- Coat of arms
- Gmina Rutka-Tartak within the Suwałki County
- Coordinates (Rutka-Tartak): 54°20′N 22°59′E﻿ / ﻿54.333°N 22.983°E
- Country: Poland
- Voivodeship: Podlaskie
- County: Suwałki County
- Seat: Rutka-Tartak

Area
- • Total: 89.95 km^{2} (34.73 sq mi)

Population (2006)
- • Total: 2,287
- • Density: 25/km^{2} (66/sq mi)
- Vehicle registration: BSU
- Website: https://rutka-tartak.com.pl/

= Gmina Rutka-Tartak =

Gmina Rutka-Tartak is a rural gmina (administrative district) in Suwałki County, Podlaskie Voivodeship, in north-eastern Poland, on the Lithuanian border. Its seat is the village of Rutka-Tartak, which lies approximately 28 km north of Suwałki and 136 km north of the regional capital Białystok.

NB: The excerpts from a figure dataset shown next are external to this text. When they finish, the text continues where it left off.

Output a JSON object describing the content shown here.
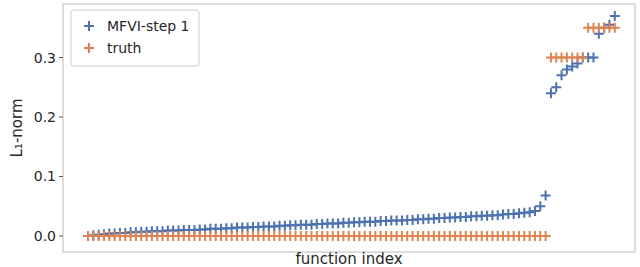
{
  "chart_data": {
    "type": "scatter",
    "x_label": "function index",
    "y_label": "L₁-norm",
    "x": [
      0,
      1,
      2,
      3,
      4,
      5,
      6,
      7,
      8,
      9,
      10,
      11,
      12,
      13,
      14,
      15,
      16,
      17,
      18,
      19,
      20,
      21,
      22,
      23,
      24,
      25,
      26,
      27,
      28,
      29,
      30,
      31,
      32,
      33,
      34,
      35,
      36,
      37,
      38,
      39,
      40,
      41,
      42,
      43,
      44,
      45,
      46,
      47,
      48,
      49,
      50,
      51,
      52,
      53,
      54,
      55,
      56,
      57,
      58,
      59,
      60,
      61,
      62,
      63,
      64,
      65,
      66,
      67,
      68,
      69,
      70,
      71,
      72,
      73,
      74,
      75,
      76,
      77,
      78,
      79,
      80,
      81,
      82,
      83,
      84,
      85,
      86,
      87,
      88,
      89,
      90,
      91,
      92,
      93,
      94,
      95,
      96,
      97,
      98,
      99
    ],
    "series": [
      {
        "name": "MFVI-step 1",
        "color": "#4c72b0",
        "marker": "plus",
        "values": [
          0.0,
          0.001,
          0.002,
          0.003,
          0.004,
          0.004,
          0.005,
          0.005,
          0.006,
          0.006,
          0.007,
          0.007,
          0.008,
          0.008,
          0.008,
          0.009,
          0.009,
          0.009,
          0.01,
          0.01,
          0.01,
          0.011,
          0.011,
          0.012,
          0.012,
          0.012,
          0.013,
          0.013,
          0.014,
          0.014,
          0.014,
          0.015,
          0.015,
          0.016,
          0.016,
          0.016,
          0.017,
          0.017,
          0.018,
          0.018,
          0.019,
          0.019,
          0.019,
          0.02,
          0.02,
          0.021,
          0.021,
          0.021,
          0.022,
          0.022,
          0.023,
          0.023,
          0.024,
          0.024,
          0.024,
          0.025,
          0.025,
          0.026,
          0.026,
          0.026,
          0.027,
          0.027,
          0.028,
          0.028,
          0.029,
          0.029,
          0.03,
          0.03,
          0.031,
          0.031,
          0.032,
          0.032,
          0.033,
          0.033,
          0.034,
          0.034,
          0.035,
          0.035,
          0.036,
          0.037,
          0.037,
          0.038,
          0.039,
          0.04,
          0.042,
          0.05,
          0.068,
          0.24,
          0.25,
          0.27,
          0.28,
          0.285,
          0.29,
          0.3,
          0.3,
          0.3,
          0.34,
          0.35,
          0.355,
          0.37
        ]
      },
      {
        "name": "truth",
        "color": "#dd8452",
        "marker": "plus",
        "values": [
          0,
          0,
          0,
          0,
          0,
          0,
          0,
          0,
          0,
          0,
          0,
          0,
          0,
          0,
          0,
          0,
          0,
          0,
          0,
          0,
          0,
          0,
          0,
          0,
          0,
          0,
          0,
          0,
          0,
          0,
          0,
          0,
          0,
          0,
          0,
          0,
          0,
          0,
          0,
          0,
          0,
          0,
          0,
          0,
          0,
          0,
          0,
          0,
          0,
          0,
          0,
          0,
          0,
          0,
          0,
          0,
          0,
          0,
          0,
          0,
          0,
          0,
          0,
          0,
          0,
          0,
          0,
          0,
          0,
          0,
          0,
          0,
          0,
          0,
          0,
          0,
          0,
          0,
          0,
          0,
          0,
          0,
          0,
          0,
          0,
          0,
          0,
          0.3,
          0.3,
          0.3,
          0.3,
          0.3,
          0.3,
          0.3,
          0.35,
          0.35,
          0.35,
          0.35,
          0.35,
          0.35
        ]
      }
    ],
    "xlim": [
      -4.7,
      102.8
    ],
    "ylim": [
      -0.027,
      0.39
    ],
    "yticks": [
      {
        "value": 0,
        "label": "0.0"
      },
      0.1,
      0.2,
      0.3
    ],
    "tick_labels": "y",
    "grid": false,
    "legend": "upper left"
  }
}
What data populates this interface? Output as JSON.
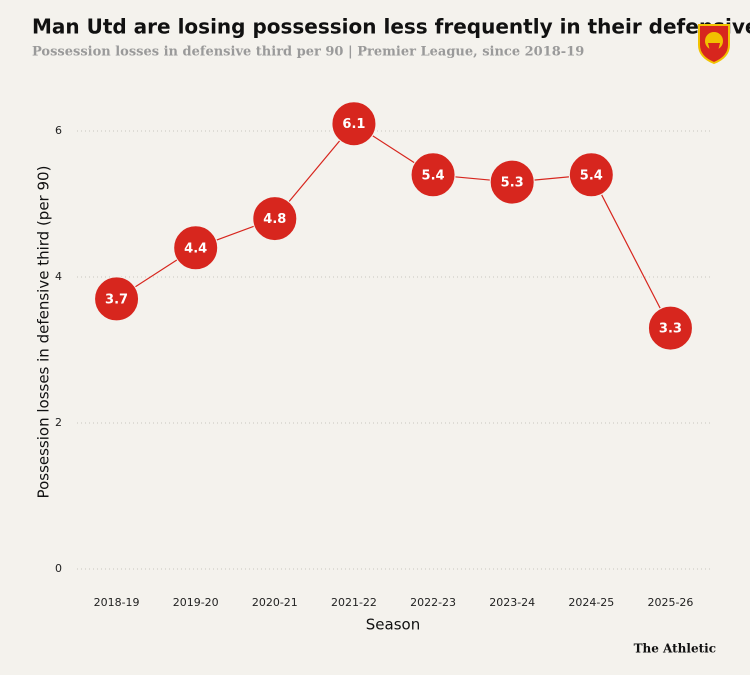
{
  "chart_data": {
    "type": "line",
    "title": "Man Utd are losing possession less frequently in their defensive third",
    "subtitle": "Possession losses in defensive third  per 90 | Premier League, since 2018-19",
    "x_label": "Season",
    "y_label": "Possession losses in defensive third (per 90)",
    "categories": [
      "2018-19",
      "2019-20",
      "2020-21",
      "2021-22",
      "2022-23",
      "2023-24",
      "2024-25",
      "2025-26"
    ],
    "values": [
      3.7,
      4.4,
      4.8,
      6.1,
      5.4,
      5.3,
      5.4,
      3.3
    ],
    "color": "#d7261e",
    "ylim": [
      0,
      6.5
    ],
    "yticks": [
      0,
      2,
      4,
      6
    ],
    "grid": true,
    "source": "The Athletic"
  }
}
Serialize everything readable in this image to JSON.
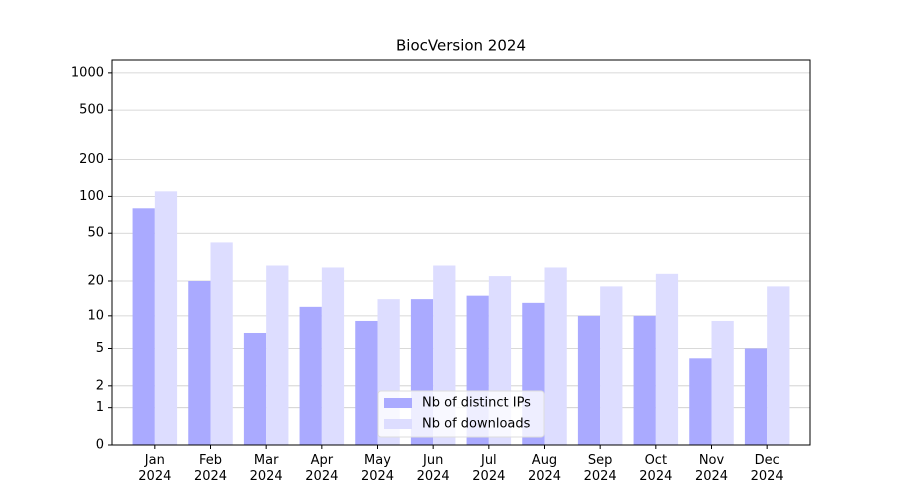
{
  "chart_data": {
    "type": "bar",
    "title": "BiocVersion 2024",
    "categories": [
      "Jan\n2024",
      "Feb\n2024",
      "Mar\n2024",
      "Apr\n2024",
      "May\n2024",
      "Jun\n2024",
      "Jul\n2024",
      "Aug\n2024",
      "Sep\n2024",
      "Oct\n2024",
      "Nov\n2024",
      "Dec\n2024"
    ],
    "series": [
      {
        "name": "Nb of distinct IPs",
        "color": "#aaaaff",
        "values": [
          80,
          20,
          7,
          12,
          9,
          14,
          15,
          13,
          10,
          10,
          4,
          5
        ]
      },
      {
        "name": "Nb of downloads",
        "color": "#ddddff",
        "values": [
          110,
          42,
          27,
          26,
          14,
          27,
          22,
          26,
          18,
          23,
          9,
          18
        ]
      }
    ],
    "yscale": "log1p",
    "ylim": [
      0,
      1270
    ],
    "yticks": [
      0,
      1,
      2,
      5,
      10,
      20,
      50,
      100,
      200,
      500,
      1000
    ],
    "grid": true,
    "legend": "lower center"
  }
}
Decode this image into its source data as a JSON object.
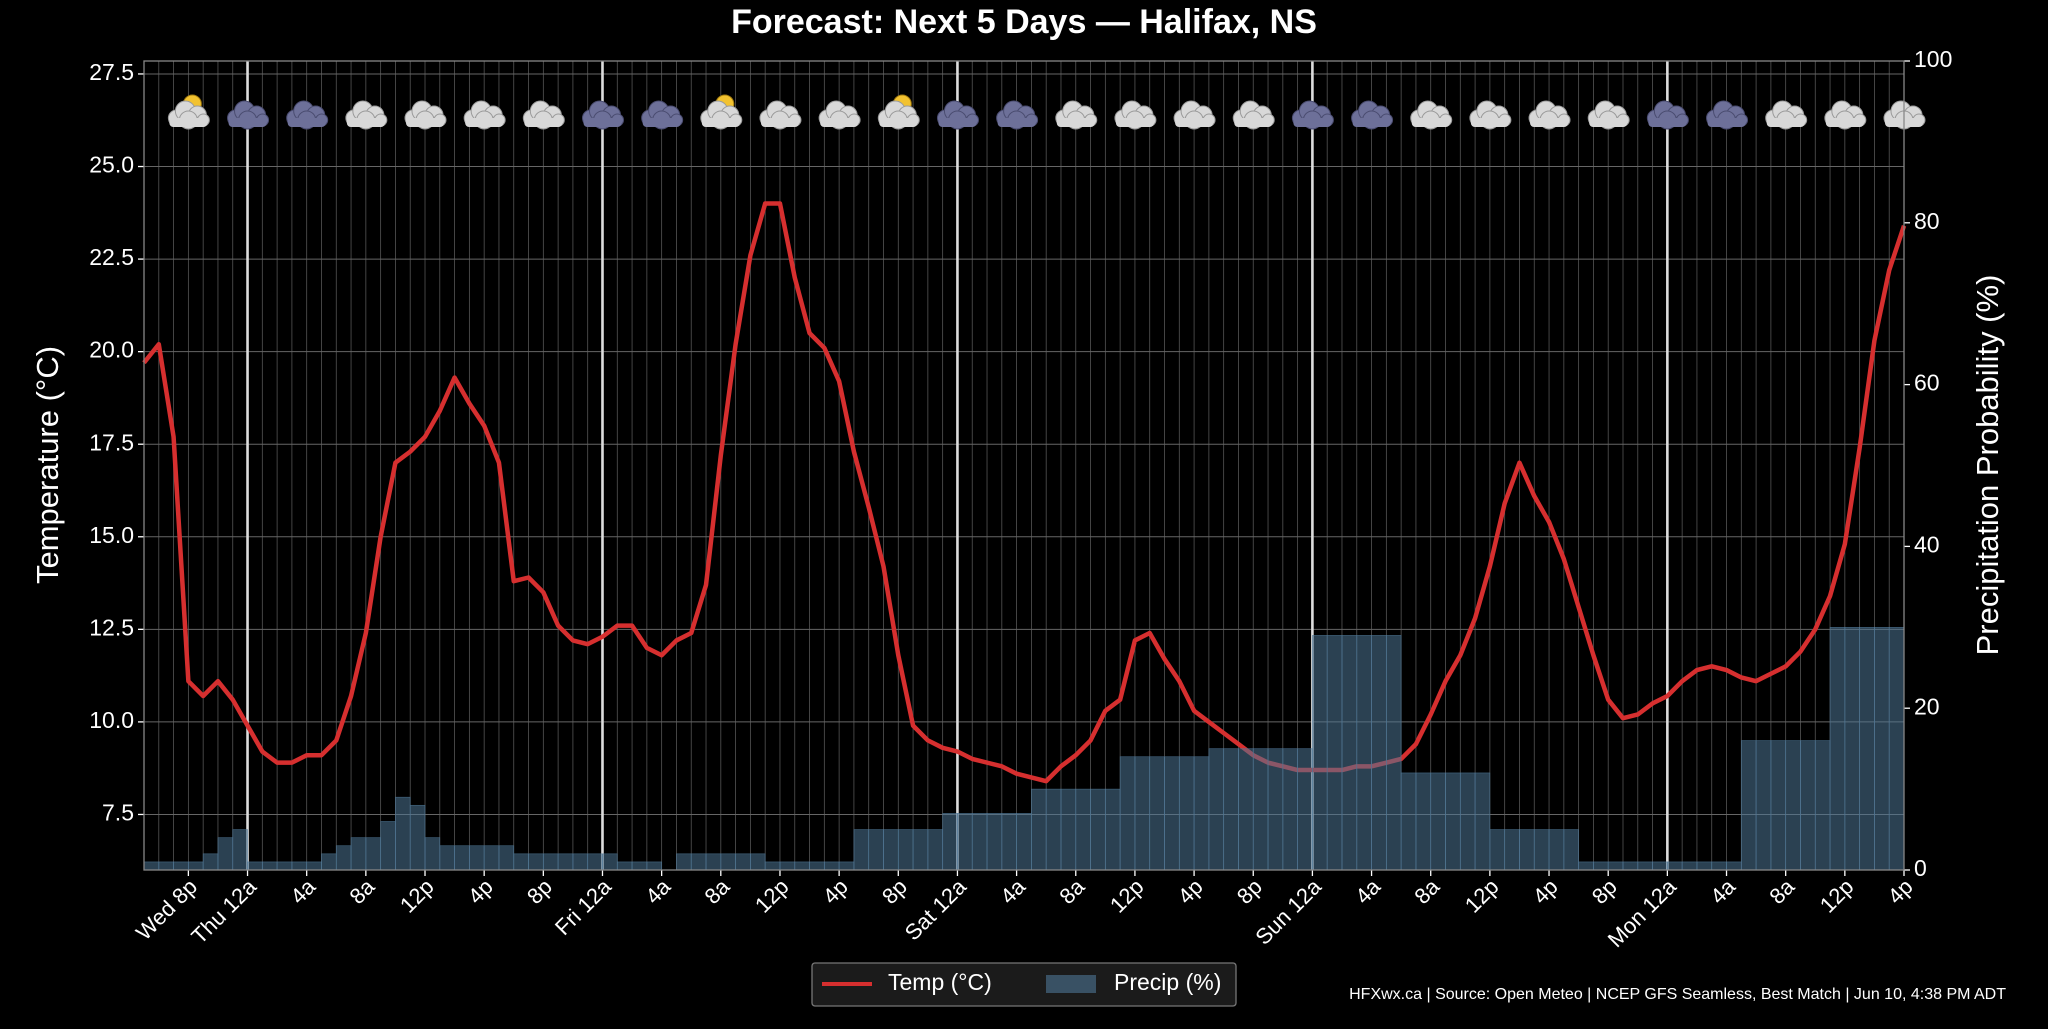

The gmina covers an area of 89.95 km2, and as of 2006 its total population is 2,287.

The gmina contains part of the protected area called Suwałki Landscape Park.

==Villages==
Gmina Rutka-Tartak contains the villages and settlements of Baranowo, Bondziszki, Ejszeryszki, Folusz, Ignatowizna, Jałowo, Jasionowo, Jodoziory, Kadaryszki, Kleszczówek, Krejwiany, Kupowo, Lizdejki, Michałówka, Olszanka, Pobondzie, Polimonie, Postawele, Poszeszupie, Poszeszupie-Folwark, Potopy, Rowele, Rutka-Tartak, Sikorowizna, Smolnica, Smolniki, Trzcianka and Wierzbiszki.

==Neighbouring gminas==
Gmina Rutka-Tartak is bordered by the gminas of Jeleniewo, Szypliszki and Wiżajny. It also borders Lithuania.